Piccione was previously executive director of University Hospital of the State University of New York Health Science Center at Brooklyn for six years. She said that hospital, like UCI Medical Center, had deficit problems. She said that during her tenure, she got its budget “stabilized.”

According to UC officials, Piccione’s work at that hospital “reorganized the finances and operations of the medical center, resulting in a major revenue increase.” While there, she also served as a co-chair of the Health Systems Agency Perinatal Task Force and developed a regional heart-surgery program with other hospitals in the area.

Piccione said she realizes that her new job will probably require her to appeal for more money from the California Legislature.
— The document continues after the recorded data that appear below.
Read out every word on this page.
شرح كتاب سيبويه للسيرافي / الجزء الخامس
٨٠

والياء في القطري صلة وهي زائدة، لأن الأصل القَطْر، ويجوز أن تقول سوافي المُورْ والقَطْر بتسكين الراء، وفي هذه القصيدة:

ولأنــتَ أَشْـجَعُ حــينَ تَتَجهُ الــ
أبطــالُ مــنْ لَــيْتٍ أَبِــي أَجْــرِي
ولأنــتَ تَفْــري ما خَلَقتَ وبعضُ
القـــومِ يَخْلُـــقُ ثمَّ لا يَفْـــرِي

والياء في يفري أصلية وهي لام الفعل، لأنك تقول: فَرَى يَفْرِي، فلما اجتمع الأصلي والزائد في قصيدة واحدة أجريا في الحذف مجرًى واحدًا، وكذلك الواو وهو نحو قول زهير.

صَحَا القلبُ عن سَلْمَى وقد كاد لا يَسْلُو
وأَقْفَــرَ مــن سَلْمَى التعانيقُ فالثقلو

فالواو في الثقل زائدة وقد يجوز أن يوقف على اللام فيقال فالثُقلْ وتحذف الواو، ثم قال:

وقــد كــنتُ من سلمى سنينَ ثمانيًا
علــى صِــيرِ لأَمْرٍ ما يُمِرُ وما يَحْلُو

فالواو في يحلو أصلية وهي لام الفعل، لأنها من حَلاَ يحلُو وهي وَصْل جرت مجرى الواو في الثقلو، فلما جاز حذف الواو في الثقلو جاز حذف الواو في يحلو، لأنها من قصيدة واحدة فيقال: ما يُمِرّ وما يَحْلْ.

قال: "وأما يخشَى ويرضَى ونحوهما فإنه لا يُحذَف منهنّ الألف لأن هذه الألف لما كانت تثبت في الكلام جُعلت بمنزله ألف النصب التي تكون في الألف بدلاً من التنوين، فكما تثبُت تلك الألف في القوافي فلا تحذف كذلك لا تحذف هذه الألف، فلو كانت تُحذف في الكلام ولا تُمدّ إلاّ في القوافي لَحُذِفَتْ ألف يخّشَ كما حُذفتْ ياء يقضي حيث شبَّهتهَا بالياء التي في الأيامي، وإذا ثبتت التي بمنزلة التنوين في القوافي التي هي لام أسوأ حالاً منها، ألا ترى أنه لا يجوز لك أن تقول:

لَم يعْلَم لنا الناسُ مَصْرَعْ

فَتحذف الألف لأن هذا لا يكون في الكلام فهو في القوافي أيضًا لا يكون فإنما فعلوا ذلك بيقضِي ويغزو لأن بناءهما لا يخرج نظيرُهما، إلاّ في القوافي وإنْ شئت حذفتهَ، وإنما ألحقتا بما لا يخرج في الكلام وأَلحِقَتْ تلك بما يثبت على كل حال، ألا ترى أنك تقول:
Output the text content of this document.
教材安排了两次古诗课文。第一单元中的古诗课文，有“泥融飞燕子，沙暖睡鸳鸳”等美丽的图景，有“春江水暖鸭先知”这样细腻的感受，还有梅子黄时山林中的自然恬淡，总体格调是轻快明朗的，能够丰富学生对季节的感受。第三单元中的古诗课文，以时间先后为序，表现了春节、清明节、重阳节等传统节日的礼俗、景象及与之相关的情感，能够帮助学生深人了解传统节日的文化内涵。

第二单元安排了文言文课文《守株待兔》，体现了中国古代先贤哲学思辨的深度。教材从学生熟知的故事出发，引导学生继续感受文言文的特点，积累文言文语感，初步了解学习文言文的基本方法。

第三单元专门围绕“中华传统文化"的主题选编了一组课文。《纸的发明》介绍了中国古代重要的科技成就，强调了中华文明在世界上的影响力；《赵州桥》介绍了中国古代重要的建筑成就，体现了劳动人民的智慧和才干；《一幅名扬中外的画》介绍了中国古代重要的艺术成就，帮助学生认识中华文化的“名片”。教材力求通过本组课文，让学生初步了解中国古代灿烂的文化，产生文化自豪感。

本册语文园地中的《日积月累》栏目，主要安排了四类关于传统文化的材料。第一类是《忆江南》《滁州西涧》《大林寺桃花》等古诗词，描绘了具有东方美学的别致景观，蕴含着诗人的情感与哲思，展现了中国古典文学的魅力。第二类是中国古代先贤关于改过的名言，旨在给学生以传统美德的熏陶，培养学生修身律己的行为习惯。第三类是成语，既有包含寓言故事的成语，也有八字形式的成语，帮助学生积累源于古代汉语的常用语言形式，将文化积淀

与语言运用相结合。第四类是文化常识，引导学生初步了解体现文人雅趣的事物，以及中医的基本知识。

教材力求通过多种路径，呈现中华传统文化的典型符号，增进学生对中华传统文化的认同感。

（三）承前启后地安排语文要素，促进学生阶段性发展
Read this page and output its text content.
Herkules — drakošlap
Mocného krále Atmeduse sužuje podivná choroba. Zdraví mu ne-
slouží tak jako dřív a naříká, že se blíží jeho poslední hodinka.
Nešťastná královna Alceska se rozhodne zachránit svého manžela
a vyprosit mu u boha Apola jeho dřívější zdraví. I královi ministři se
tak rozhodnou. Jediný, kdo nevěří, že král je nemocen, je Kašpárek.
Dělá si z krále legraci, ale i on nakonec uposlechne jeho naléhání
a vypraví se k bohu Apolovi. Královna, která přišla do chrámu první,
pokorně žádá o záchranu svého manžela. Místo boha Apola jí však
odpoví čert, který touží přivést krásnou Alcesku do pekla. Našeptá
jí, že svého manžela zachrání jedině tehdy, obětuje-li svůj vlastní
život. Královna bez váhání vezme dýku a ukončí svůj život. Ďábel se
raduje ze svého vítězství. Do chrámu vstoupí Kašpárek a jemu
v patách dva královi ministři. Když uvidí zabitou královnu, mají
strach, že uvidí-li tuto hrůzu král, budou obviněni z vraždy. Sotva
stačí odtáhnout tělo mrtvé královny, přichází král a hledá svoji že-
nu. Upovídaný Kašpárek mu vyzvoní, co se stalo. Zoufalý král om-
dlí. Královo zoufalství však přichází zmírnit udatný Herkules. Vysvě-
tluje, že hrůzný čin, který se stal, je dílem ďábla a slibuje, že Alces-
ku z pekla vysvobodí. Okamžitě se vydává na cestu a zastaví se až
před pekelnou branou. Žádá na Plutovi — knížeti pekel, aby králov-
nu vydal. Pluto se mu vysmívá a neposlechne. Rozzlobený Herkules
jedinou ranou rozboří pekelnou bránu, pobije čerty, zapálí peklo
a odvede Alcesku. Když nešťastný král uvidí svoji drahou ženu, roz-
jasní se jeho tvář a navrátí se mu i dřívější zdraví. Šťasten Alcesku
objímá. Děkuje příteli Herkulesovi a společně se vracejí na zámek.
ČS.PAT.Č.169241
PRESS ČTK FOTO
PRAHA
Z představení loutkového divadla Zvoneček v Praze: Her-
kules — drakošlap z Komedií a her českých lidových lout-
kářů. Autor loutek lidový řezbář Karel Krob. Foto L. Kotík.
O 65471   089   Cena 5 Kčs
Schwartz, acting as its director, frequently flew to Sacramento and succeeded in persuading the Legislature to add “bailout” money to cover the medical center’s deficits.

Piccione said that in her work with the State University of New York system, she became a veteran at dealing with a state legislature.

Advertisement

There has been debate within the health care field about the feasibility of university teaching hospitals. Some experts argue that the universities can no longer afford them, that they should turn over their hospitals to “more efficient profit-making corporations.”

Piccione said she is familiar with that argument “and I think it’s nonsense. I think the role of a university hospital is absolutely necessary. It is the university hospital that trains the physicians going out into the nation.”

Piccione, who is single, said she plans to move to Orange County in October but that she is not sure where she will live. As for her hobbies, she said: “I like to read; I like historical fiction. And as a city dweller here in New York, I’ve enjoyed going to the opera and the theater. I love foreign movies. I also try to go for a swim once in a while.”

Piccione was selected by a university committee named by Peltason about six months ago. After conducting a national search, the committee recommended Piccione to Peltason, who accepted the recommendation, according to Linda Granell, a spokeswoman for the university. UC regents are scheduled to vote on the appointment at their September meeting, Granell said.

Piccione, a New York City native, received master’s and bachelor’s degrees in English from St. John’s University in Jamaica, N.Y. She received a second master’s degree in public administration and health policy from New York University in 1975.

Piccione was appointed assistant administrator of University Hospital in Brooklyn in 1977. She was promoted to associate executive director the next year. In 1981, she became its executive director, a position she held until 1987, when she was named special assistant to Komisar.

Advertisement

As special assistant, Piccione helped plan and implement major health-care improvements for the university system, Komisar said.